1. ## Vectors in 3D

I started solving this by taking the first point as x1,y1,z1 and second one as x2,y2,z2
and so the distance between these points to B is *sqrt*14.
Although this method doesn't seem to be working. Any help/hint on how to proceed with this question will be much appreciated.

2. ## Re: Vectors in 3D

You need to find where the y-axis insects the sphere $(x+1)^2+(y+1)^2+(z-2)^2=14~.$
Recall that the y-axis is $(0,t,0)~.$

3. ## Re: Vectors in 3D

So i put y=t? and x=0 and z=0?

4. ## Re: Vectors in 3D

Originally Posted by kandyfloss
So i put y=t? and x=0 and z=0?
Indeed, yes.
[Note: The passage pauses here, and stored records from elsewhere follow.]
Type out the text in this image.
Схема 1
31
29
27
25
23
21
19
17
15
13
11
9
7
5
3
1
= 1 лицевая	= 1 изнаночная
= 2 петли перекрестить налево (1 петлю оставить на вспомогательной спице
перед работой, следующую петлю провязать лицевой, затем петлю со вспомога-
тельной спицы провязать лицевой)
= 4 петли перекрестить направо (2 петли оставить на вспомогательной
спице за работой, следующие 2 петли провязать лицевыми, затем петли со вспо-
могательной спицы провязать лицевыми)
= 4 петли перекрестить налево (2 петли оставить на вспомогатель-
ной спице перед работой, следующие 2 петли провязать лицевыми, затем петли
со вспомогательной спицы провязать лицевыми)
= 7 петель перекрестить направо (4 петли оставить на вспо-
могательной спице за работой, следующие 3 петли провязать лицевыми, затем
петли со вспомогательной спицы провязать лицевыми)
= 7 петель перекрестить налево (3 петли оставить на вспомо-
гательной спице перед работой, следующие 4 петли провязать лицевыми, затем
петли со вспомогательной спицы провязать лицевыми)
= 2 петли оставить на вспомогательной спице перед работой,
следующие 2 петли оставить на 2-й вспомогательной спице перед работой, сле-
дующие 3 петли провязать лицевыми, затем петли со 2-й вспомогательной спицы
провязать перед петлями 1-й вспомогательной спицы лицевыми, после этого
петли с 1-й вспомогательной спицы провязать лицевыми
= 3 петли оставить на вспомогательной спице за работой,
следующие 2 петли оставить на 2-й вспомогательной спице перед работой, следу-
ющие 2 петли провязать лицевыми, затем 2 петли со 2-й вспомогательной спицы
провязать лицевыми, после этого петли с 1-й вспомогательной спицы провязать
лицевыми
Solve for t.

5. ## Re: Vectors in 3D

Originally Posted by Plato
Indeed, yes. Solve for t.
So i get t(^2) + 2t -13=0
And it seems my values for t are going to be in fraction, and the answer is in whole numbers.

6. ## Re: Vectors in 3D

Originally Posted by kandyfloss
So i get t(^2) + 2t -13=0
I get $t^2+2t-8=0$

7. ## Re: Vectors in 3D

Originally Posted by Plato
I get $t^2+2t-8=0$
oh yes, sorry. I'm kind of out of my mind today. Thanks a lot!